父親說,孩子,疲憊的時候,你就跟著炊煙回家。父親說這話的時候,一臉的恬靜安詳,似乎炊煙成了一個鄉間的導師,讓那些懵懂的心靈找到情感的慰藉,人生的方向。
我們的村莊,被炊煙引領著不斷走向歲月深處。而我,為了自己的幸福,漂泊到村莊之外很遠的地方。在南方的城市,我再也看不到炊煙了,只是內心深處,村莊里的炊煙像一棵大樹,牢牢地將根扎在我生命的原野,郁郁蔥蔥,悠然美好。這炊煙吸納著柴火的味道,五谷的馨香,泥土的氣息,一縷縷一縷縷,縈繞在村莊上空,像一塊黛青色絲巾,圍在村莊的脖頸上,把村莊這個安詳的母親打扮得莊重、樸素而又美麗。

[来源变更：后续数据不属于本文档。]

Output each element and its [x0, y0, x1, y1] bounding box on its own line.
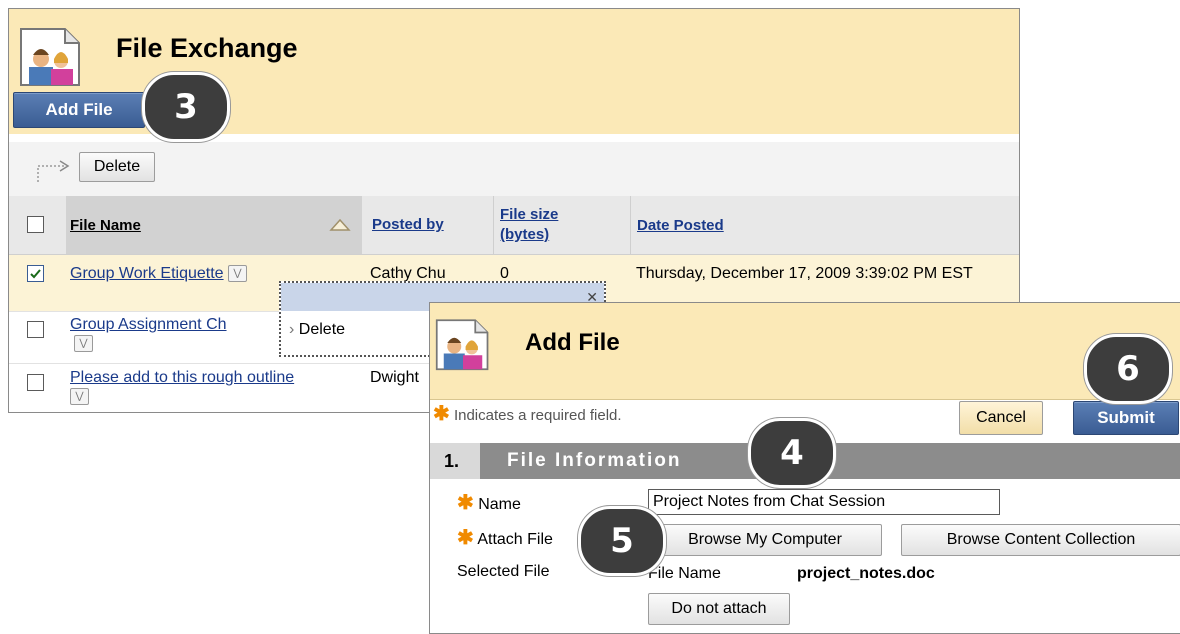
cancel-button[interactable]: Cancel: [959, 401, 1043, 435]
options-chevron-icon[interactable]: ⋁: [70, 388, 89, 406]
step-badge-6: 6: [1084, 334, 1172, 404]
step-badge-5: 5: [578, 506, 666, 576]
column-posted-by[interactable]: Posted by: [372, 215, 444, 235]
dialog-title: Add File: [525, 329, 620, 356]
date-posted: Thursday, December 17, 2009 3:39:02 PM E…: [636, 265, 973, 282]
checkmark-icon: [30, 269, 41, 279]
column-file-name[interactable]: File Name: [70, 217, 141, 234]
name-label: ✱ Name: [457, 492, 521, 514]
options-chevron-icon[interactable]: ⋁: [228, 265, 248, 283]
row-checkbox[interactable]: [27, 265, 44, 282]
browse-content-collection-button[interactable]: Browse Content Collection: [901, 524, 1180, 556]
name-input[interactable]: Project Notes from Chat Session: [648, 489, 1000, 515]
delete-button[interactable]: Delete: [79, 152, 155, 182]
table-header: File Name Posted by File size (bytes) Da…: [9, 196, 1019, 255]
menu-item-delete[interactable]: › Delete: [289, 321, 345, 339]
row-checkbox[interactable]: [27, 374, 44, 391]
column-date-posted[interactable]: Date Posted: [637, 217, 724, 234]
section-title: File Information: [507, 450, 682, 471]
do-not-attach-button[interactable]: Do not attach: [648, 593, 790, 625]
row-checkbox[interactable]: [27, 321, 44, 338]
column-file-size[interactable]: File size (bytes): [500, 205, 610, 245]
attach-file-label: ✱ Attach File: [457, 527, 553, 549]
chevron-right-icon: ›: [289, 321, 295, 338]
users-icon: [20, 28, 80, 86]
sort-ascending-icon[interactable]: [329, 218, 351, 232]
required-note: ✱ Indicates a required field.: [433, 403, 622, 425]
action-bar: Delete: [9, 142, 1019, 197]
selected-file-label: Selected File: [457, 563, 550, 580]
file-name-label: File Name: [648, 565, 721, 582]
required-star-icon: ✱: [457, 527, 474, 549]
step-badge-4: 4: [748, 418, 836, 488]
required-star-icon: ✱: [433, 403, 450, 425]
posted-by: Dwight: [370, 369, 419, 386]
add-file-button[interactable]: Add File: [13, 92, 145, 128]
file-name-value: project_notes.doc: [797, 565, 935, 582]
section-number: 1.: [430, 443, 480, 479]
submit-button[interactable]: Submit: [1073, 401, 1179, 435]
file-link[interactable]: Group Work Etiquette: [70, 265, 224, 282]
options-chevron-icon[interactable]: ⋁: [74, 335, 93, 353]
page-title: File Exchange: [116, 33, 298, 63]
file-link[interactable]: Group Assignment Ch: [70, 316, 227, 333]
file-link[interactable]: Please add to this rough outline: [70, 369, 294, 386]
select-all-checkbox[interactable]: [27, 216, 44, 233]
select-arrow-icon: [37, 160, 70, 182]
users-icon: [435, 319, 489, 371]
add-file-header: Add File: [430, 303, 1180, 400]
browse-my-computer-button[interactable]: Browse My Computer: [648, 524, 882, 556]
step-badge-3: 3: [142, 72, 230, 142]
required-star-icon: ✱: [457, 492, 474, 514]
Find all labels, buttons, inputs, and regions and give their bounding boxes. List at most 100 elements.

記憶里的村莊,每天清晨、中午、傍晚,炊煙合著日升日落的節拍,發出開啟新生活的信號。煙囪里,沒有風的時候,一束束炊煙像一個個濃墨重彩的感嘆號,提醒著我們,繁忙的一天又要開始了。黃昏的時候,我們從地里干完活,走在回家的路上,走到村口大老遠就能看見一束束炊煙,慢慢地穿過林梢,夕陽的余暉撒在林梢間,像涂上了一層層金粉。鳥兒們從遠方銜來蟲子和谷粒,滿心歡喜地棲在樹枝上,給那些張大嘴巴嗷嗷待哺的孩子喂食,母性的光輝因這穿過林梢的炊煙,多彩如夢的余暉顯得更加美好。嗅著炊煙的味道,鼻孔里仿佛爬進了一只只小蟲子,讓我們的鼻子癢癢的,周身就有一種說不清道不明的舒服。繁重的田間勞動給人的疲憊因這或彎曲或筆直的炊煙而散去。美感從村莊升起,食欲從腹部高漲。那時候,我就想,一輩子再也不離開這個村莊了,只為在每天的日升日落中看這炊煙升起又熄滅,熄滅又升起,多好啊!

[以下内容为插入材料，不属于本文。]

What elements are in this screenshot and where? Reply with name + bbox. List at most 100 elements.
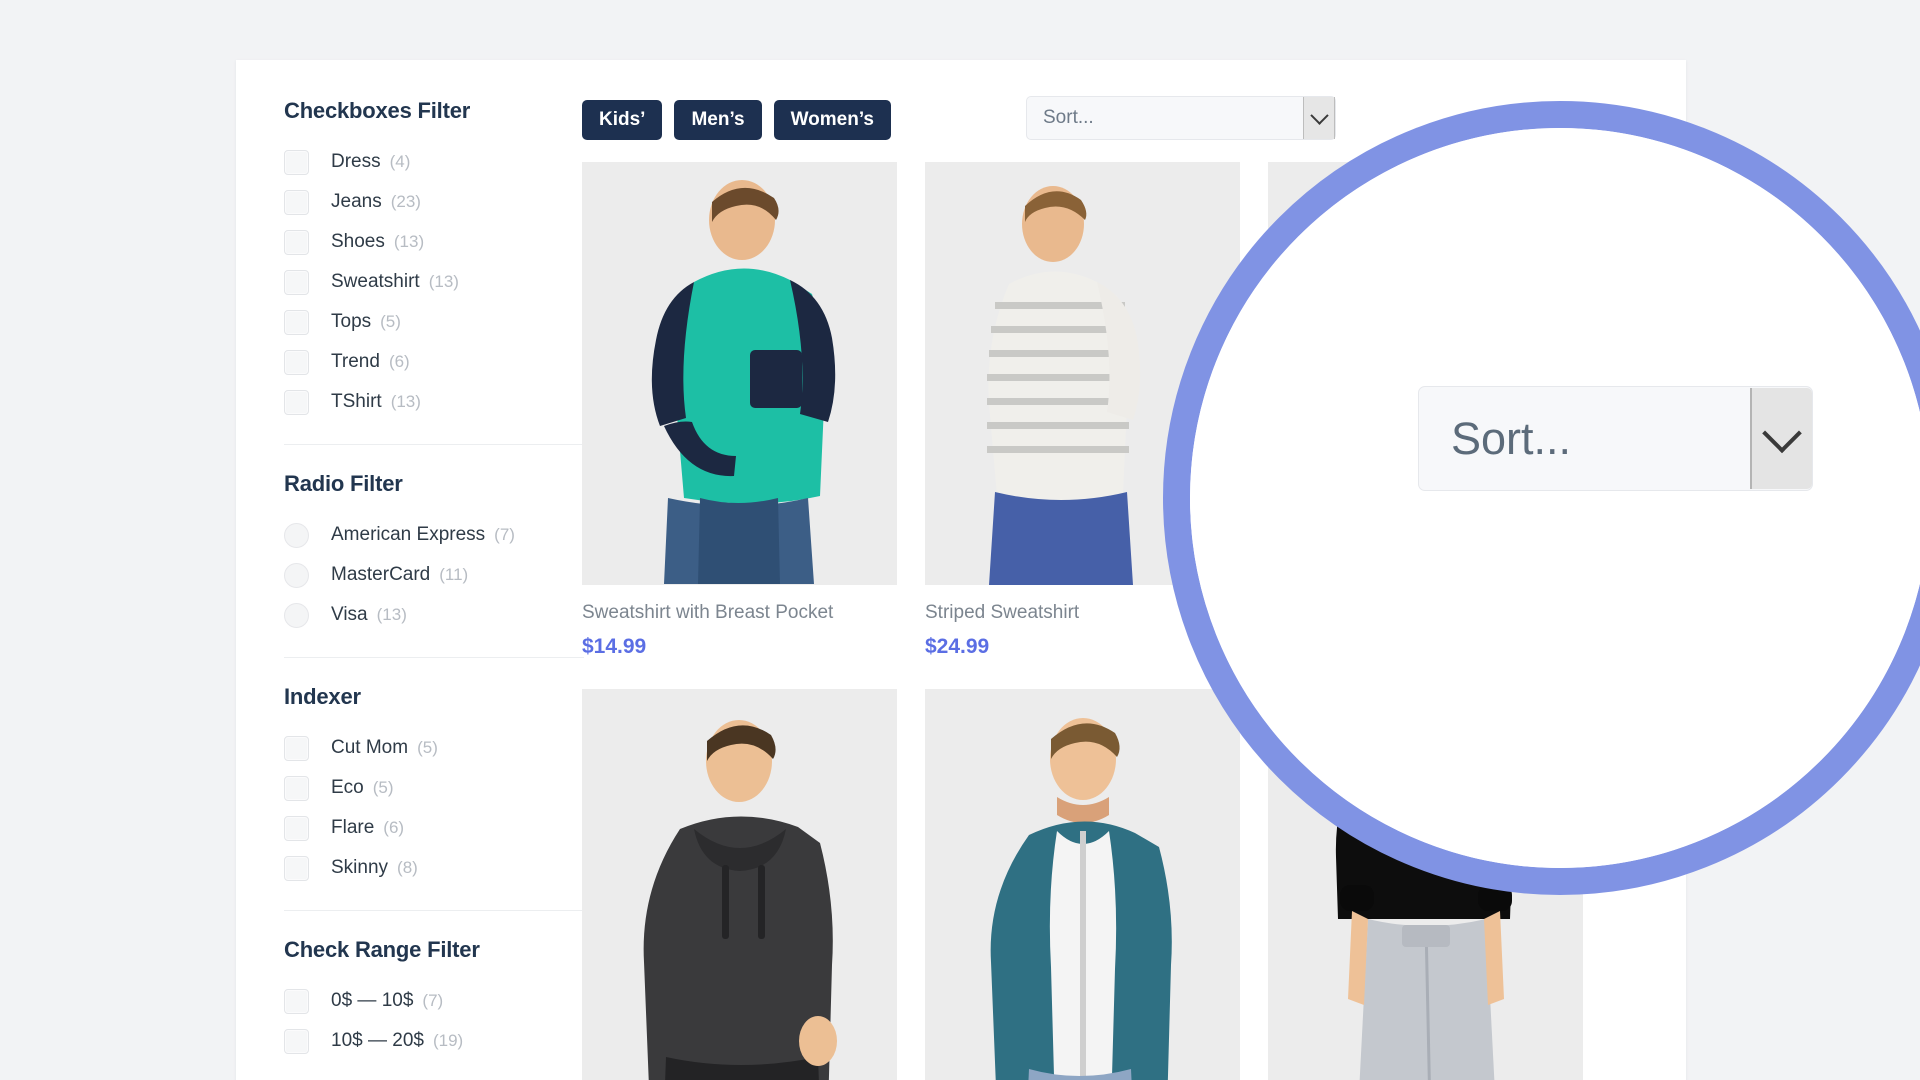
filter-option-skinny[interactable]: Skinny (8) xyxy=(284,848,594,888)
filter-group-check-range: Check Range Filter 0$ — 10$ (7) 10$ — 20… xyxy=(284,937,594,1061)
filter-option-range-0-10[interactable]: 0$ — 10$ (7) xyxy=(284,981,594,1021)
product-card[interactable]: Striped Sweatshirt $24.99 xyxy=(925,162,1240,659)
filters-sidebar: Checkboxes Filter Dress (4) Jeans (23) S… xyxy=(284,98,594,1065)
sidebar-divider xyxy=(284,910,584,911)
product-card[interactable] xyxy=(1268,689,1583,1080)
checkbox-icon[interactable] xyxy=(284,855,309,881)
filter-option-mastercard[interactable]: MasterCard (11) xyxy=(284,555,594,595)
category-button-womens[interactable]: Women’s xyxy=(773,100,891,140)
product-image-obscured xyxy=(1268,162,1583,585)
checkbox-icon[interactable] xyxy=(284,229,309,255)
filter-option-label: Shoes xyxy=(331,231,385,252)
filter-option-count: (11) xyxy=(439,565,469,584)
product-thumbnail[interactable] xyxy=(582,162,897,585)
product-name: Striped Sweatshirt xyxy=(925,602,1080,623)
app-root: Checkboxes Filter Dress (4) Jeans (23) S… xyxy=(0,0,1920,1080)
product-image-teal-raglan xyxy=(582,162,897,585)
content-toolbar: Kids’ Men’s Women’s Sort... xyxy=(582,94,1686,146)
chevron-down-icon[interactable] xyxy=(1303,97,1335,139)
checkbox-icon[interactable] xyxy=(284,309,309,335)
product-thumbnail[interactable] xyxy=(582,689,897,1080)
checkbox-icon[interactable] xyxy=(284,735,309,761)
filter-option-count: (5) xyxy=(380,312,401,331)
filter-option-count: (6) xyxy=(388,352,410,371)
product-thumbnail[interactable] xyxy=(1268,689,1583,1080)
filter-option-label: Trend xyxy=(331,351,380,372)
filter-option-sweatshirt[interactable]: Sweatshirt (13) xyxy=(284,262,594,302)
filter-group-title: Check Range Filter xyxy=(284,937,480,962)
sidebar-divider xyxy=(284,444,584,445)
filter-option-label: TShirt xyxy=(331,391,382,412)
product-card[interactable]: Sweatshirt with Breast Pocket $14.99 xyxy=(582,162,897,659)
filter-group-indexer: Indexer Cut Mom (5) Eco (5) Flare (6) Sk… xyxy=(284,684,594,888)
filter-option-count: (13) xyxy=(428,272,459,291)
filter-option-visa[interactable]: Visa (13) xyxy=(284,595,594,635)
category-button-kids[interactable]: Kids’ xyxy=(582,100,663,140)
checkbox-icon[interactable] xyxy=(284,269,309,295)
filter-option-count: (4) xyxy=(389,152,411,171)
filter-option-count: (5) xyxy=(372,778,394,797)
filter-option-label: 0$ — 10$ xyxy=(331,990,414,1011)
product-price: $24.99 xyxy=(925,635,990,658)
checkbox-icon[interactable] xyxy=(284,988,309,1014)
product-thumbnail[interactable] xyxy=(1268,162,1583,585)
filter-option-eco[interactable]: Eco (5) xyxy=(284,768,594,808)
page-card: Checkboxes Filter Dress (4) Jeans (23) S… xyxy=(236,60,1686,1080)
filter-group-title: Radio Filter xyxy=(284,471,403,496)
filter-option-range-10-20[interactable]: 10$ — 20$ (19) xyxy=(284,1021,594,1061)
filter-option-count: (23) xyxy=(390,192,421,211)
radio-icon[interactable] xyxy=(284,562,309,588)
product-image-striped xyxy=(925,162,1240,585)
filter-option-shoes[interactable]: Shoes (13) xyxy=(284,222,594,262)
checkbox-icon[interactable] xyxy=(284,1028,309,1054)
filter-option-dress[interactable]: Dress (4) xyxy=(284,142,594,182)
filter-option-count: (6) xyxy=(383,818,405,837)
filter-option-tshirt[interactable]: TShirt (13) xyxy=(284,382,594,422)
product-thumbnail[interactable] xyxy=(925,162,1240,585)
filter-option-jeans[interactable]: Jeans (23) xyxy=(284,182,594,222)
checkbox-icon[interactable] xyxy=(284,149,309,175)
filter-option-flare[interactable]: Flare (6) xyxy=(284,808,594,848)
filter-option-label: Visa xyxy=(331,604,368,625)
filter-option-count: (19) xyxy=(432,1031,464,1050)
filter-option-count: (7) xyxy=(422,991,444,1010)
checkbox-icon[interactable] xyxy=(284,389,309,415)
filter-option-label: Dress xyxy=(331,151,381,172)
filter-group-checkboxes: Checkboxes Filter Dress (4) Jeans (23) S… xyxy=(284,98,594,422)
filter-option-label: MasterCard xyxy=(331,564,431,585)
product-card[interactable] xyxy=(925,689,1240,1080)
filter-group-radio: Radio Filter American Express (7) Master… xyxy=(284,471,594,635)
filter-group-title: Indexer xyxy=(284,684,361,709)
filter-group-title: Checkboxes Filter xyxy=(284,98,471,123)
filter-option-label: American Express xyxy=(331,524,486,545)
product-name: Sweatshirt with Breast Pocket xyxy=(582,602,834,623)
filter-option-label: Tops xyxy=(331,311,372,332)
filter-option-label: Flare xyxy=(331,817,375,838)
category-button-mens[interactable]: Men’s xyxy=(674,100,762,140)
product-image-grey-hoodie xyxy=(582,689,897,1080)
product-image-black-crop xyxy=(1268,689,1583,1080)
sidebar-divider xyxy=(284,657,584,658)
checkbox-icon[interactable] xyxy=(284,349,309,375)
filter-option-tops[interactable]: Tops (5) xyxy=(284,302,594,342)
filter-option-cut-mom[interactable]: Cut Mom (5) xyxy=(284,728,594,768)
product-content: Kids’ Men’s Women’s Sort... Sweatshirt w… xyxy=(582,94,1686,1080)
product-grid: Sweatshirt with Breast Pocket $14.99 Str… xyxy=(582,162,1692,1080)
product-card[interactable] xyxy=(582,689,897,1080)
radio-icon[interactable] xyxy=(284,602,309,628)
sort-select[interactable]: Sort... xyxy=(1026,96,1336,140)
product-card[interactable] xyxy=(1268,162,1583,659)
checkbox-icon[interactable] xyxy=(284,815,309,841)
checkbox-icon[interactable] xyxy=(284,775,309,801)
product-image-teal-jacket xyxy=(925,689,1240,1080)
filter-option-label: Sweatshirt xyxy=(331,271,420,292)
product-thumbnail[interactable] xyxy=(925,689,1240,1080)
checkbox-icon[interactable] xyxy=(284,189,309,215)
filter-option-label: Skinny xyxy=(331,857,389,878)
filter-option-trend[interactable]: Trend (6) xyxy=(284,342,594,382)
filter-option-american-express[interactable]: American Express (7) xyxy=(284,515,594,555)
product-price: $14.99 xyxy=(582,635,647,658)
magnified-chevron-down-icon xyxy=(1750,388,1812,489)
category-button-group: Kids’ Men’s Women’s xyxy=(582,100,891,140)
radio-icon[interactable] xyxy=(284,522,309,548)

肩膀上扛著鐵鍬的父親笑著說,傻孩子,一輩子窩在這個村莊里有啥出息啊,有本事的人都到城里去工作,動腦筋吃輕閑飯去了。哪有像你這樣沒有上進心的人啊?說實話,當時我對父親的話有點不以為然,在村莊里生活有什么不好呢?吃自己種的糧食蔬菜,看村莊里曼妙舞蹈的炊煙不是很幸福嗎?
土地就像一根宿命的繩子,把父輩們一生都拴在土地上,讓他們無法脫離那辛苦而又日復一日年復一年的沉重勞動。多年后,我通過知識,解開這道繩索,離開村莊,在遠方的城市里謀生,過上了父親眼里所謂“動腦筋”的輕閑工作。想到村莊里的鄉親們沿循著日出而作日落而息的傳統,從事永無止境的繁重農活,他們的生活依然很不寬裕,我的心就微微作痛。
我知道,父親當初給我說那番話有他的道理,也許父親看透了生活的本質,當時父親之所以給我狹隘的幸福定義自有他的苦衷吧。
有時候,在城市中受了傷,在路上受了挫折,我就想回到村莊,坐在高高的山崗上,對著那見證我年少歲月的炊煙,大哭一場。我知道,我的滂沱淚雨,會被炊煙帶走,讓我無所牽絆地上路。像一縷空氣消失在風中,像一抹炊煙擦干我的眼淚,坐在故鄉的山崗上遙望炊煙,我的心會歸于平靜,城市生活衍射出的所謂計較、競爭、苦痛已不再重要,重要的是從炊煙熄滅又升起的自然景觀中汲取繼續抬頭前行的力量。計較會讓自己更加痛苦,競爭會讓自己更加疲憊。一切比較、競爭和苦痛,比與我的生命水乳交融的炊煙還輕,我為什么不放下呢?村莊里可以沒有高樓大廈,家里可以沒有美味佳肴,靈魂的倉庫里可以沒有金銀細軟,但村莊里不能沒有炊煙,人的精神家園里也不能沒有炊煙,應該說,炊煙是村莊里所有人靈魂的導師,她讓我們在人生的坐標里找準自己的標尺,時刻保持對生活的信心。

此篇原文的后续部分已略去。